The Day of the Geechee is Gone, Boy

“The day of the Geechee is gone, boy, and you going with it.” The intro lyrics to a song playing in my ear as the trolley jerked and swayed its way through an area south of the 94 some call “the 4 corners of death”. Standing there at the back of the train, holding a well-equipped bike that took me 3 years to gather enough cash to afford, the music helped sooth some exhaustion that, for the first time in many years, made me not want to ride home. The trolley is a convenient backup (cop out) for the ride home, although if I time it right, I can beat it to most destinations. Tired, but the grip on the stem is tight. Not out of fear of being mugged, robbed, or otherwise, but simply because I didn’t want my bike to fall over.

It is a funny thing, cycling and fear. The common question I get often, “aren’t you afraid of….?” Cars, getting hit, being all sweaty getting to work, how people look at me, getting beaten and robbed in certain parts of town, or the best one: having to go to the bathroom in a public place because “you can’t hold it”. Yes, all kinds of worries for the non-cyclist about being a cyclist. There’s a statement on a water bottle I have that the president of Velocity USA gave me some years back, “There is always danger for those who are afraid of it”. So, what is the biggest fear I have as a cyclist? Myself.
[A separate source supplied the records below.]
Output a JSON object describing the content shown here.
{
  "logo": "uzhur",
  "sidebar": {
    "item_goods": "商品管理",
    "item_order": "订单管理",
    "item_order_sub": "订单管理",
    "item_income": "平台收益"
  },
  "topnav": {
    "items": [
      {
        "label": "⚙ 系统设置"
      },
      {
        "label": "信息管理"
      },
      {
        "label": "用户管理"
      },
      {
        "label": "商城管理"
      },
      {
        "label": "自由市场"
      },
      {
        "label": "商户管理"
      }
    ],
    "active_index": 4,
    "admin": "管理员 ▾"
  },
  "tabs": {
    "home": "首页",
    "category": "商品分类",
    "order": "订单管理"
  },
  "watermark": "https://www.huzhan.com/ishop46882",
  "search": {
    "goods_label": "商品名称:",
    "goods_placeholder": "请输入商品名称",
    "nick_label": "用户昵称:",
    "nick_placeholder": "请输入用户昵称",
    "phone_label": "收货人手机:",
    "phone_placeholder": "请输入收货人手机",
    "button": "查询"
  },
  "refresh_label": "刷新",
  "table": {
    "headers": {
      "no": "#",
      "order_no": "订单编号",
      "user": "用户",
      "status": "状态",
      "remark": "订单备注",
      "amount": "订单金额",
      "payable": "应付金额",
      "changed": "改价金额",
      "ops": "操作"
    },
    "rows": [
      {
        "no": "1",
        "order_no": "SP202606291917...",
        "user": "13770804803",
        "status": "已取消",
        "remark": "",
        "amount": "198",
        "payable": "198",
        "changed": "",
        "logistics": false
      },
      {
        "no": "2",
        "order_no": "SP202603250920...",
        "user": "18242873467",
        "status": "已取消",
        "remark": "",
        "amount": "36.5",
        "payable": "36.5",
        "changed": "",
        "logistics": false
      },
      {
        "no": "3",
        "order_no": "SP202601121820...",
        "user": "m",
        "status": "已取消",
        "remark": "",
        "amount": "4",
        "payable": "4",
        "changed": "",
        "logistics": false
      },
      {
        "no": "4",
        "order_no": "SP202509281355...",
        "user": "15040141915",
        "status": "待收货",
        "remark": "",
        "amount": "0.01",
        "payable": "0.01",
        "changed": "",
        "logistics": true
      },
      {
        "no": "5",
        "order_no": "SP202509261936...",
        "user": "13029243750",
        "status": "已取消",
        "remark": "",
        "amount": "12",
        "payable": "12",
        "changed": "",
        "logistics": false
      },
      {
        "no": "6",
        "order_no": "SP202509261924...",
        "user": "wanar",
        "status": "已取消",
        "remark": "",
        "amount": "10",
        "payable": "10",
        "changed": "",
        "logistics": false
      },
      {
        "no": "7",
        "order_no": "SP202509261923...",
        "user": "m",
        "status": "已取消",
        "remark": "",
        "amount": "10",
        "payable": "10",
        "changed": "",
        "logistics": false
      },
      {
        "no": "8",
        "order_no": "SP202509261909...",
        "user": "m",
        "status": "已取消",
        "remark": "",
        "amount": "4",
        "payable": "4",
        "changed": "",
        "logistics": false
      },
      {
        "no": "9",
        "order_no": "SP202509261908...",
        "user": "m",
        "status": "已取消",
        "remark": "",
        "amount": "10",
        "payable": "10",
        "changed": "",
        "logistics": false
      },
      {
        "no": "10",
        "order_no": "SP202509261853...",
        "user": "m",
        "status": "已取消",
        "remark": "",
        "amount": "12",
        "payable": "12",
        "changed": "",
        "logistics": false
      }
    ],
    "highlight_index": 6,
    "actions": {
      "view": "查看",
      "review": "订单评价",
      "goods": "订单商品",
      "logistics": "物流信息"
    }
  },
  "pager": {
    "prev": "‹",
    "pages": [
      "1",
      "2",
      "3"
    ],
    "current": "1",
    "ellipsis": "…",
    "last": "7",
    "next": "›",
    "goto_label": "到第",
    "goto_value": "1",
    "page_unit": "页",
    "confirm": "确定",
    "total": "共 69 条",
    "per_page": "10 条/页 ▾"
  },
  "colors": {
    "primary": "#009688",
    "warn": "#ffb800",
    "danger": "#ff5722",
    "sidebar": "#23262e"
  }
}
I started on an aluminum road bike, wearing a proper kit. This was my commute gear. I was afraid that other cyclists would look at me as non-serious. I switched over time to more practical commute clothes. Then, I adopted a bit of a “street edge”, afraid that I wouldn’t be taken seriously by commuters, and the car-free crowd. In time, I adopted an aggressive attitude: slapping mirrors, yelling; I was afraid people in cars would not take me seriously. Later, on the Internet, in the thousands of forums and e-mail lists, I adopted the angry cyclist, afraid that people were being too divisive. That fear is probably the only one that is founded on anything other than ego. But the fear, and the problem, were internal. It was, as I realized later, me.

Critical Mass is the best example of what’s wrong here in San Diego. Early on, there were rides of 30 – 40 people. I watched once as a cyclist was run over by an impatient driver of a Toyota 4 runner. RUN OVER, as in the car drove OVER the cyclist. Comments on news reports were “they should have got out of the way”. Cyclists on the Internet (where we all somehow gain some sort of imaginary intelligence, experience and perspective that should automatically give credence and mandatory right to be heard and accepted and believed), touted that “Critical Mass gives a bad name to cyclists”.

For years I troubled myself over the concept, mission, and effect of Critical Mass. For the last several months, I’ve been working with biccontrol on a way to influence the mass in a beneficial manner. And I spent a lot of my time trying to wrap my head around how to change the perception of the mass to other cyclists. I find it funny, when listening to a Peruvian rapper, that I hear a line from a movie about war (A Soldier’s Story, a really good movie), referring to an ethnic culture from Africa, and it makes something very clear.

Cyclists’ biggest problem is not how people see us, or that we lose some sort of legitimacy when one of us does something wrong. Blaming our problems on the individual actions of people who ride a bike is fundamentally wrong. Our rights, our lack of facilities, our lack of proper respect by law enforcement, our treatment by people in cars, none of these are indelibly linked to the actions of one or two riders.

Focusing viral Internet banter about “massholes”, or red light runners, or road cyclists, or couriers, or fixed-gear riders, or commuters, or any other subset, and blaming them for the status of cycling in San Diego is at the very least, misinformed, but mainly just ignorant. The problem is the system. The problem is the attitudes of the non-cyclist. The problem is the attitude that we are somehow ghost citizens, second in line to the right to be on a street or subservient to 4 tons of “I’m in a hurry”.

The kicking and the biting about Critical Mass needs to stop. There is no difference between San Diego Bike Club’s weekend rides (which by the way, runs lights to keep the mass moving and takes over the streets) and Critical Mass, except that one group wears matching clothes. The whining and finger pointing with in needs to stop, and we need to look out and demand what is ours, and start advocating for change. Cyclovia? Overdue. More bike parking facilities? In line with public parking. Proper enforcement of laws for cyclist? At the minimum. It’s the focus on Critical Mass that is a symptom of our problem; the fundamental problem is that we focus too much on what is wrong.

I look to businesses like Velo Cult.  Unpretentious, they involve themselves in any cycling community building event possible, yet barely publish their name to the event. I look to some of my friends, who spend less time complaining on the Internet, less time languishing at board meetings, and more time pushing for change with government — that’s change. They don’t focus on the crimes of one particular person, and they’re not judgmental about what you ride, they’re just happy you do ride.

If YOU feel that somehow your reputation as a person is at risk due to the behavior of other cyclists, then start riding rollers in your living room, because that’s all you’re due.